Sacrosanta è anche la richiesta di fare più test lungo la stagione e di effettuarli con monoposto aggiornate, come minimo risalenti al 2013. Questo per ottenere vera corrispondenza fra le usure e i decadimenti riscontrati in prova e quelli avuti durante i week end di Gp. Gomme sollecitate da monoposto di anni prima come quelle impiegate per regolamento nei test da Pirelli possono entrare in crisi prima del previsto una volta sollecitate dalle F1 della stagione in corso. Questa è stata ad esempio la spiegazione ricorrente (assieme ai parametri di gonfiaggio e camber non rispettati dalle squadre)  data a chi, dopo i botti di Silverstone, puntava il dito sulla qualità del prodotto.

Meno sacra e meno santa, l’idea di suggerimenti di camber e pressioni che diventano obblighi per i team. Questa richiesta, se approvata (e lo sarà in nome della sicurezza) limiterà in modo enorme la messa a punto che ogni buon pilota e ingegnere è in grado di fare. Sul tema, credo in India, Kimi Raikkonen, non proprio un pincopalla quanto a sensibilità di guida, aveva più o meno rivelato di trovarsi in difficoltà, in qualifica, proprio per le restrizioni alla voce pressioni e camber introdotte nel corso della stagione per i suddetti botti di Silverstone.

 

PER NULLA SACRO E PER NULLA SANTO, invece,  l’eventuale obbligo di un minimo di due pit stop.

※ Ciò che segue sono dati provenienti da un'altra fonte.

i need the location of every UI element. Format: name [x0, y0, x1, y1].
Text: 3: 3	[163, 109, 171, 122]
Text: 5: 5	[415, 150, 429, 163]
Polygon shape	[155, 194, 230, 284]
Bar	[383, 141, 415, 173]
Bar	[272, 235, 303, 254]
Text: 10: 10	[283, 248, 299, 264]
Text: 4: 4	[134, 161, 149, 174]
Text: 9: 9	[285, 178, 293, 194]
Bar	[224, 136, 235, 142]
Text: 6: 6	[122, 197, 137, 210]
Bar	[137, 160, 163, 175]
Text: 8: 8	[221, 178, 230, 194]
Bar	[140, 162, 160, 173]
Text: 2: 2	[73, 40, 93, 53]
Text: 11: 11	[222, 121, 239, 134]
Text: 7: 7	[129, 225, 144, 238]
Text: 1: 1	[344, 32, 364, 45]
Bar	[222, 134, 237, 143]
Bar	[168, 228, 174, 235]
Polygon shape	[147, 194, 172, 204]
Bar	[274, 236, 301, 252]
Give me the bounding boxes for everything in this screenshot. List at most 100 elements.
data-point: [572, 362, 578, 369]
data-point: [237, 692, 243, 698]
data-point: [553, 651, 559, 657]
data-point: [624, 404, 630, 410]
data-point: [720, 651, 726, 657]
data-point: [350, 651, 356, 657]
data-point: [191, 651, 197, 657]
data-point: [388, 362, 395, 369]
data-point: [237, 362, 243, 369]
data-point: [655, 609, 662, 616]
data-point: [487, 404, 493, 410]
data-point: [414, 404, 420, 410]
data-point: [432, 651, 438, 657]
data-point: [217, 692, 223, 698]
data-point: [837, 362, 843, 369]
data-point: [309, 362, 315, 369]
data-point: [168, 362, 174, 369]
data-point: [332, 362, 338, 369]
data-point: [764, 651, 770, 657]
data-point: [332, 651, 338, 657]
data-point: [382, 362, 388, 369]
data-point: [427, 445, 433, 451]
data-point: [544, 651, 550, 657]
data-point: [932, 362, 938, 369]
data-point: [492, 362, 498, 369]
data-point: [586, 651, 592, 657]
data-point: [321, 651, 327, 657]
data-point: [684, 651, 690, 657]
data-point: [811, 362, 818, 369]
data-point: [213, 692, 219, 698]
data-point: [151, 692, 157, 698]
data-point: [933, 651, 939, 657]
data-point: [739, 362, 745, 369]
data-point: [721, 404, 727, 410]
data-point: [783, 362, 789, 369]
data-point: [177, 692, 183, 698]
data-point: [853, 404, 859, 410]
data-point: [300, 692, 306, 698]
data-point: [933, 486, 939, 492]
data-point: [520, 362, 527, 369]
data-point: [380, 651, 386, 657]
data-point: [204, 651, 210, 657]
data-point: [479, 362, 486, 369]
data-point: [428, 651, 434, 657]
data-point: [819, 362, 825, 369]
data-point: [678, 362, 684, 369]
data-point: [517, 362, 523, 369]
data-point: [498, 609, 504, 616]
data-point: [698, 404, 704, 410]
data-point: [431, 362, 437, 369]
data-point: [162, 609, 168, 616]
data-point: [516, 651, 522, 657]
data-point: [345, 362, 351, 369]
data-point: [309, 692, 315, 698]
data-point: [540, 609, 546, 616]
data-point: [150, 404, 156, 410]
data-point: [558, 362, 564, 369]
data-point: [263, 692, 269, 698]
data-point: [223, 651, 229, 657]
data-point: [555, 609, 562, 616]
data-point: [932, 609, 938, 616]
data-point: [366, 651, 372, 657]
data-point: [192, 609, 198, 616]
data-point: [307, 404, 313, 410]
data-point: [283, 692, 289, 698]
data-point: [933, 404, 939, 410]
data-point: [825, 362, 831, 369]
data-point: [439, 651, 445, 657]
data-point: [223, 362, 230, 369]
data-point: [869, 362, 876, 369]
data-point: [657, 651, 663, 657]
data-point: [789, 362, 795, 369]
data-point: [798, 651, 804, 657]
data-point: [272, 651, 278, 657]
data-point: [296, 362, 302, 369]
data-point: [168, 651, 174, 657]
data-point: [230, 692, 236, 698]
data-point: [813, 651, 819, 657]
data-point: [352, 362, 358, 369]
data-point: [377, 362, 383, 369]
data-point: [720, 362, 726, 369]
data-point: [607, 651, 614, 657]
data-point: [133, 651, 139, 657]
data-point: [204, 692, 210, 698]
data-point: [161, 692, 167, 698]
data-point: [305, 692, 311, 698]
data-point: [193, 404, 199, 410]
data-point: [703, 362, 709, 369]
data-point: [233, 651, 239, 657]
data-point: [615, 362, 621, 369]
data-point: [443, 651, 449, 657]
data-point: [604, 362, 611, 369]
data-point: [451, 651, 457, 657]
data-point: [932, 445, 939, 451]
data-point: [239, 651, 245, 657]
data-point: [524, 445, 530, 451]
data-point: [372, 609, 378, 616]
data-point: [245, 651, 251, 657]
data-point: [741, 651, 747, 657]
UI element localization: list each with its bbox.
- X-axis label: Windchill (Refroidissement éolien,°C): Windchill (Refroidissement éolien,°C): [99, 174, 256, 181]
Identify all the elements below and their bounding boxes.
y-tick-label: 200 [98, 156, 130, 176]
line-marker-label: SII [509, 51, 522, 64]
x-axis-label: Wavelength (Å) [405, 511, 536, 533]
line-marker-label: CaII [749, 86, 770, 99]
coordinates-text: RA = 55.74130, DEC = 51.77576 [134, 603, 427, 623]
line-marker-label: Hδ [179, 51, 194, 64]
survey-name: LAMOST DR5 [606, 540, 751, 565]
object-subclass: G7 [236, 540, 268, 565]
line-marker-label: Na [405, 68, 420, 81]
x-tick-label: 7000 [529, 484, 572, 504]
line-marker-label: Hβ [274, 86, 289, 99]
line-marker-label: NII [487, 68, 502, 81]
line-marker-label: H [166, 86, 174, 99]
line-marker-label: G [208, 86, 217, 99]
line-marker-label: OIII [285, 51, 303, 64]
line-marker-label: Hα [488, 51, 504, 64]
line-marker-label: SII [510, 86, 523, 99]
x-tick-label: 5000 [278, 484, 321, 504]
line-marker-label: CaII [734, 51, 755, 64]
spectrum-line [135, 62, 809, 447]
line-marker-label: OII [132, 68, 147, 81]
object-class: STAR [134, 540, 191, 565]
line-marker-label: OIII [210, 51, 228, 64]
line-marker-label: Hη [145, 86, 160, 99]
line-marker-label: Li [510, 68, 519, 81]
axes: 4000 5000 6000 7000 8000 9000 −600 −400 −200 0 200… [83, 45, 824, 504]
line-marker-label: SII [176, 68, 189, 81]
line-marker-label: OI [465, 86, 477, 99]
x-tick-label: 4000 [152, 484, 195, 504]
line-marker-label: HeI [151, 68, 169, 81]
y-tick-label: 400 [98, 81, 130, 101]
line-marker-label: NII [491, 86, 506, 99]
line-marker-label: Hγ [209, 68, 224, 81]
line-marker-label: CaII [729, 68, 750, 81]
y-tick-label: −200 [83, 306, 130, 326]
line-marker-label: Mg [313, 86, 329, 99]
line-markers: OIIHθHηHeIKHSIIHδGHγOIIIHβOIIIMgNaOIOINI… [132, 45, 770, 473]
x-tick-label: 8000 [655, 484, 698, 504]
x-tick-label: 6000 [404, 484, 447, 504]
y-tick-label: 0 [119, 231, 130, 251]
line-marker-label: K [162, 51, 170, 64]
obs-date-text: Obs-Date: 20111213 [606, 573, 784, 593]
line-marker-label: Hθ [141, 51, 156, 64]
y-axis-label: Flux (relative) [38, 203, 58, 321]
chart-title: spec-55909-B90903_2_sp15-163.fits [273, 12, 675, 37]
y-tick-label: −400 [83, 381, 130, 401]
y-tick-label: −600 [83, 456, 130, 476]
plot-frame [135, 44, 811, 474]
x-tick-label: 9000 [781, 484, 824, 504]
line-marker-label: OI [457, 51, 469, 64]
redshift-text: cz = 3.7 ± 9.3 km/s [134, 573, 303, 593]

Probabilmente è dovuto al comprensibile desiderio del fornitore di non assistere impotente allo show delle proprie gomme (pensate e progettate per un festival di soste) spremute e portate al limite da chi opta per una strategia su un solo pit.

PROBLEMA:

e l’altrettanto comprensibile diritto di un team di non venire penalizzato in modo tanto ingiusto se ha progettato una monoposto (butto lì, la Lotus? la Red Bull?) che le gomme non le consuma bensì le accarezza come corde di violino ed è dunque in grado di portare a termine l’intero Gp su una sola sosta?

Dove lo mettiamo questo diritto?

 

In conclusione, una riflessione, questa sì, sacrosanta:

per non avere gomme al limite, basterebbe fornire gomme che durano di più.

Ma la risposta è sempre la stessa: “non si può perchè queste sono le gomme chieste da Ecclestone e compagnia…”.

Si può si può, si potrebbe si potrebbe.

Tanto più adesso che con il mondiale 2014 alle porte Pirelli ha il potere di lasciare all’improvviso il Circus senza scarpe e quindi la forza di imporre una meravigliosa controrivoluzione…

Quasi una restaurazione.

Della vera F1 a danno della Formula playstation.